AUD/USD is tailing off from the highs made after the latest RBA Minutes proved the bank to be on hold for the foreseeable future.

The RBA is betting on the basis that the economy will continue to grow and inflation will be on track towards their target in some given time. This gave way to the bulls case until 0.7512. However, the spike was shortlived and we were soon back on the offer to 0.7446 lows overnight.
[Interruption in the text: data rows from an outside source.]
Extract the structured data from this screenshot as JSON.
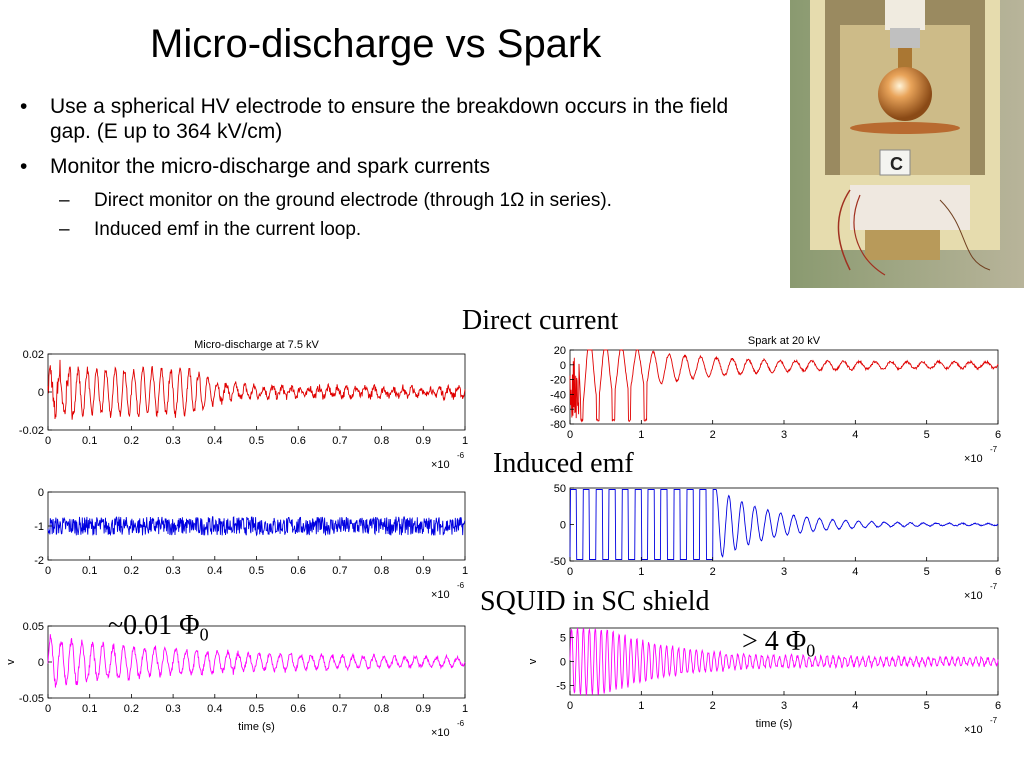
{
  "slide": {
    "title": "Micro-discharge vs Spark",
    "bullets": [
      {
        "text": "Use a spherical HV electrode to ensure the breakdown occurs in the field gap. (E up to 364 kV/cm)",
        "level": 1
      },
      {
        "text": "Monitor the micro-discharge and spark currents",
        "level": 1
      },
      {
        "text": "Direct monitor on the ground electrode (through 1Ω in series).",
        "level": 2
      },
      {
        "text": "Induced emf in the current loop.",
        "level": 2
      }
    ],
    "labels": {
      "direct_current": "Direct current",
      "induced_emf": "Induced emf",
      "squid": "SQUID in SC shield",
      "flux_small": "~0.01 Φ",
      "flux_small_sub": "0",
      "flux_large": "> 4 Φ",
      "flux_large_sub": "0"
    },
    "photo": {
      "label": "C"
    }
  },
  "chart_data": [
    {
      "type": "line",
      "title": "Micro-discharge at 7.5 kV",
      "xlim": [
        0,
        1
      ],
      "ylim": [
        -0.02,
        0.02
      ],
      "x_ticks": [
        "0",
        "0.1",
        "0.2",
        "0.3",
        "0.4",
        "0.5",
        "0.6",
        "0.7",
        "0.8",
        "0.9",
        "1"
      ],
      "y_ticks": [
        "0.02",
        "0",
        "-0.02"
      ],
      "x_multiplier": "×10",
      "x_exp": "-6",
      "ylabel": "",
      "xlabel": "",
      "color": "#e00000",
      "series": [
        {
          "signal": "burst oscillation decaying to noise"
        }
      ]
    },
    {
      "type": "line",
      "title": "",
      "xlim": [
        0,
        1
      ],
      "ylim": [
        -2,
        0
      ],
      "x_ticks": [
        "0",
        "0.1",
        "0.2",
        "0.3",
        "0.4",
        "0.5",
        "0.6",
        "0.7",
        "0.8",
        "0.9",
        "1"
      ],
      "y_ticks": [
        "0",
        "-1",
        "-2"
      ],
      "x_multiplier": "×10",
      "x_exp": "-6",
      "ylabel": "",
      "xlabel": "",
      "color": "#0000e0",
      "series": [
        {
          "signal": "noise around -1"
        }
      ]
    },
    {
      "type": "line",
      "title": "",
      "xlim": [
        0,
        1
      ],
      "ylim": [
        -0.05,
        0.05
      ],
      "x_ticks": [
        "0",
        "0.1",
        "0.2",
        "0.3",
        "0.4",
        "0.5",
        "0.6",
        "0.7",
        "0.8",
        "0.9",
        "1"
      ],
      "y_ticks": [
        "0.05",
        "0",
        "-0.05"
      ],
      "x_multiplier": "×10",
      "x_exp": "-6",
      "ylabel": "v",
      "xlabel": "time (s)",
      "color": "#ff00ff",
      "series": [
        {
          "signal": "noisy oscillation decaying"
        }
      ]
    },
    {
      "type": "line",
      "title": "Spark at 20 kV",
      "xlim": [
        0,
        6
      ],
      "ylim": [
        -80,
        20
      ],
      "x_ticks": [
        "0",
        "1",
        "2",
        "3",
        "4",
        "5",
        "6"
      ],
      "y_ticks": [
        "20",
        "0",
        "-20",
        "-40",
        "-60",
        "-80"
      ],
      "x_multiplier": "×10",
      "x_exp": "-7",
      "ylabel": "",
      "xlabel": "",
      "color": "#e00000",
      "series": [
        {
          "signal": "large negative spikes then damped oscillation"
        }
      ]
    },
    {
      "type": "line",
      "title": "",
      "xlim": [
        0,
        6
      ],
      "ylim": [
        -50,
        50
      ],
      "x_ticks": [
        "0",
        "1",
        "2",
        "3",
        "4",
        "5",
        "6"
      ],
      "y_ticks": [
        "50",
        "0",
        "-50"
      ],
      "x_multiplier": "×10",
      "x_exp": "-7",
      "ylabel": "",
      "xlabel": "",
      "color": "#0000e0",
      "series": [
        {
          "signal": "saturated square wave then damped oscillation"
        }
      ]
    },
    {
      "type": "line",
      "title": "",
      "xlim": [
        0,
        6
      ],
      "ylim": [
        -7,
        7
      ],
      "x_ticks": [
        "0",
        "1",
        "2",
        "3",
        "4",
        "5",
        "6"
      ],
      "y_ticks": [
        "5",
        "0",
        "-5"
      ],
      "x_multiplier": "×10",
      "x_exp": "-7",
      "ylabel": "v",
      "xlabel": "time (s)",
      "color": "#ff00ff",
      "series": [
        {
          "signal": "large oscillation decaying"
        }
      ]
    }
  ]
}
Some stability has come back into the commodity sector though that supports the Aussie with Oil back on $50.00 bbls, despite a bid in the greenback on safe-haven flows. 

Today, the ORB's gave its final poll results, Remain 54%, Leave 46%.

Brexit: cash in on the dead end at least?

For the calendar, we are short of impetus from here until Yellen's extended testimony and the Brexit vote with results of final polls coming in quite equal, albeit with a slight bias to the stay campaign.

AUD/USD levels

Valeria Bednarik, chief analyst at FXStreet explained that in the 4 hours chart, the technical indicators have resumed their advances within positive territory and after correcting overbought readings, whilst the 20 SMA heads sharply higher below the current level, now around 0.7430. "Above the mentioned daily high, the rally can extend up to 0.7540, a strong static resistance level, with an advance beyond this last pointing for a steeper recovery up to 0.7834, this year's high."